[Date Prev][Date Next][Thread Prev][Thread Next][Date Index][Thread Index]

Re: Flink does not read from some Kafka Partitions

Hi Ruby,

which Flink version are you using? When looking into the code of the org.apache.flink.streaming.connectors.kafka.FlinkKafkaConsumerBase you can see that the behavior for using partition discovery or not depends on the Flink version.

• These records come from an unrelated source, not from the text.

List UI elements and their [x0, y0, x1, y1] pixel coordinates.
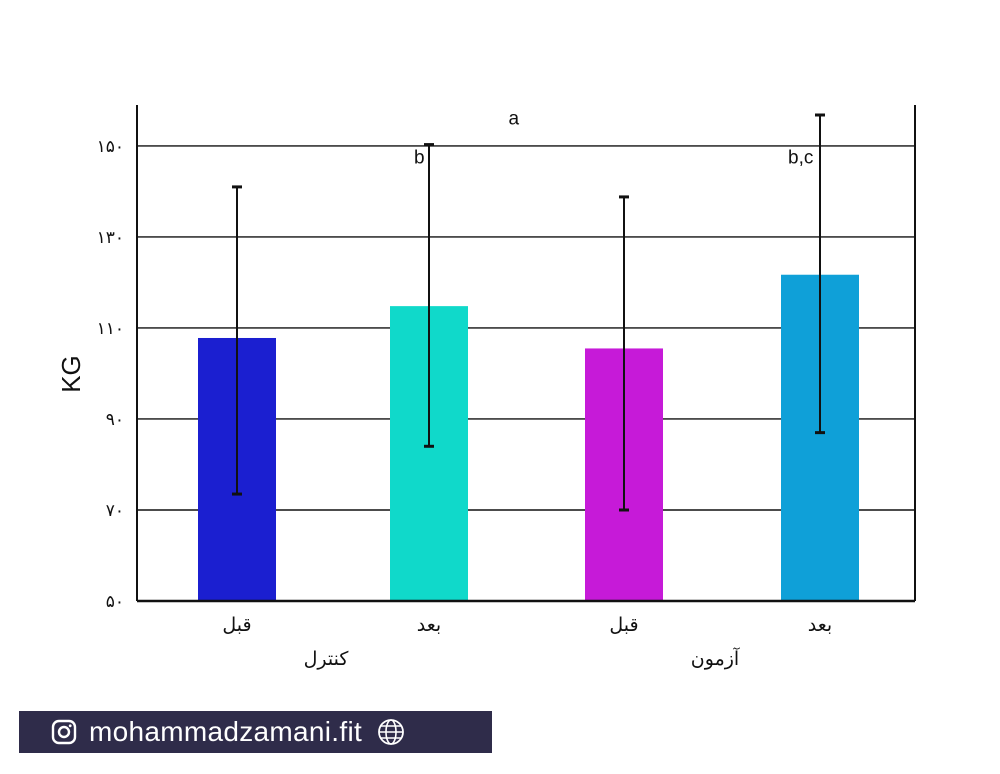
significance-annotation: a — [509, 109, 520, 130]
x-tick-label: قبل — [609, 614, 638, 636]
x-tick-label: بعد — [808, 614, 832, 636]
bar-chart: ۵۰ ۷۰ ۹۰ ۱۱۰ ۱۳۰ ۱۵۰ KG قبل بعد قبل بعد کنترل آزمون a… — [56, 105, 916, 670]
globe-icon — [378, 719, 404, 745]
y-tick-label: ۷۰ — [106, 501, 124, 521]
y-tick-label: ۱۱۰ — [97, 319, 124, 339]
y-axis-label: KG — [56, 355, 86, 393]
y-tick-label: ۱۳۰ — [97, 228, 124, 248]
group-label: آزمون — [691, 646, 740, 670]
watermark-text: mohammadzamani.fit — [89, 716, 363, 747]
significance-annotation: b,c — [788, 147, 813, 168]
significance-annotation: b — [414, 147, 425, 168]
y-tick-label: ۹۰ — [106, 410, 124, 430]
y-tick-label: ۵۰ — [106, 592, 124, 612]
x-tick-label: قبل — [222, 614, 251, 636]
instagram-icon — [51, 719, 77, 745]
x-tick-label: بعد — [417, 614, 441, 636]
group-label: کنترل — [304, 648, 350, 670]
y-tick-label: ۱۵۰ — [97, 137, 124, 157]
watermark-banner: mohammadzamani.fit — [19, 711, 492, 753]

Am 15.05.18 um 02:01 schrieb Ruby Andrews:

My team ran into some behavior we did not expect when we tried to get an existing Flink app to read from a re-sized Kafka. Here are the highlights: 
- We are using the FlinkKafkaConsumer010.
- We re-partitioned (added partitions to) an existing topic that our Flink app reads so that it the topic has 8 partitions. Following that, we re-deployed our task managers. We thought that the task managers would start reading new partitions.
- 8 task managers read from the topic, but they did NOT read all of the partitions. 3 of the partitions had 2 task managers reading from them and 3 of the partitions had 0 task managers reading from them. My team had expected that Flink would automatically read from all partitions, 1 task manager per partition.
- To force the app to read from all partitions, we added this property to our kafka consumer properties: flink.partition-discovery.interval-millis and re-deployed the task managers. We expected this flag to cause Flink to discover (and start reading) all partitions. 
- We did not see a change in the Kafka readers — there were still 3 topics not being read.
- Finally, we changed the ID of the Flink operator that  reads the Kafka topic and re-deployed the task managers again. 
- After changing the ID, the app started reading from all partitions. 

What is the correct way to pick up partitions after re-partitioning a Kafka topic?